NASA Ames Research Center
The future of space-based UV/optical/IR astronomy requires ever larger telescopes. For example, the highest priority astrophysics targets, including Earth-like exoplanets, first generation stars, and early galaxies, are all very faint, which presents a challenge for current and next generation telescopes. Larger telescopes are one of the main (if not the main) way to address this issue.
One of the more important science questions Are we alone in the Universe? has been asked for thousands of years and features prominently in the Astro2020 decadal survey. We are fortunate to live at a time when technologies finally exist to begin answering it. Over the last three decades, a number of methods have been used to identify potentially habitable planets around other stars.

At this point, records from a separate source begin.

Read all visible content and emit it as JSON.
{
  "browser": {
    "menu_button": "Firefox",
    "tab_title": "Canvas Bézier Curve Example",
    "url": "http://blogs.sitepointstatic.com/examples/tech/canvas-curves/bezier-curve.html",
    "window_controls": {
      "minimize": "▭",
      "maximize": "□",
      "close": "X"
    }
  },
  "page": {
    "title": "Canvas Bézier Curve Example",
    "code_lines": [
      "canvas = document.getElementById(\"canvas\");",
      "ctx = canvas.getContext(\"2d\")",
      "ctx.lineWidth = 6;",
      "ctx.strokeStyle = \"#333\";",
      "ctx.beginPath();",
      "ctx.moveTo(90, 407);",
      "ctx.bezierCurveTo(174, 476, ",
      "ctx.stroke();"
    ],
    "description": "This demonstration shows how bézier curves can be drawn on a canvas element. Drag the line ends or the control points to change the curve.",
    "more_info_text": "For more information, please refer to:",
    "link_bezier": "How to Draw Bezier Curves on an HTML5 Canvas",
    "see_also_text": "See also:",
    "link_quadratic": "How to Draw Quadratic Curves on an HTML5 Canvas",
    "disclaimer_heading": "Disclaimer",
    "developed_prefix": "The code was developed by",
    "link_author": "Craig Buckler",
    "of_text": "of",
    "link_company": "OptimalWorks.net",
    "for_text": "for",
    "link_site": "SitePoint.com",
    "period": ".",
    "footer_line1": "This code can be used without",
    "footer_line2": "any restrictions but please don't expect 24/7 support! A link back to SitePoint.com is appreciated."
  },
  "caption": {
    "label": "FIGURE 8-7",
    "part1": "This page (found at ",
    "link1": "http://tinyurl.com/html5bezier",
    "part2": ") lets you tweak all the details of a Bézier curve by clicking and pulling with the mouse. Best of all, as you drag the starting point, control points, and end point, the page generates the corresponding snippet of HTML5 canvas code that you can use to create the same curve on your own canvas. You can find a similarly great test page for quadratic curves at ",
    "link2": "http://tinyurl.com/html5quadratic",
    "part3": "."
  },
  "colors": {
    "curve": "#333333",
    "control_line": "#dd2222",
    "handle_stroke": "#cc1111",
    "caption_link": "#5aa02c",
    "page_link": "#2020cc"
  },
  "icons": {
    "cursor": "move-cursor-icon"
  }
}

James Webb Space Telescope (JWST) will perform some spectroscopic measurements of transiting exoplanet atmospheres, perhaps even detecting biomarker gases. The next NASA Astrophysics flagship mission (Roman) will do direct imaging spectroscopy of exoplanets, but it is not specifically designed for potentially habitable planets. The follow-on flagship recommended by the Astro2020 survey is planned to directly image 25 potentially Earth-like planets. However, the number of exoplanets on which life could be detected by the Astro2020 flagship is strongly limited by its aperture, which is planned to be ~6 m.
With mission costs depending strongly on aperture diameter, scaling current space telescope technologies to aperture sizes beyond 10 m does not appear economically viable. The 6-m Astro2020 flagship would already strain NASAs budget and its launch date is expected to be later than most astronomers would like (first half of the 2040s), largely driven by the substantial expected cost. Without a breakthrough in scalable technologies for large telescopes, future advances in astrophysics may slow down or even completely stall. Thus, there is a need for cost-effective solutions to scale space telescopes to larger sizes.
We propose a mission concept for a space observatory with a large-aperture (50-meter) unsegmented primary mirror suitable for a variety of astronomical applications. The mirror would be created in space via a novel approach based on fluidic shaping in microgravity, which has already been successfully demonstrated in a laboratory neutral buoyancy environment, in parabolic microgravity flights, and aboard the International Space Station (ISS). Theoretically scale-invariant, this technique has produced optical components with superb, sub-nanometer (RMS) surface quality. In the Phase I study we will analyze suitable options for the key components of the 50-m observatory, develop its detailed mission concept, and create an initial plan for a subscale small spacecraft demonstration in low Earth orbit (LEO).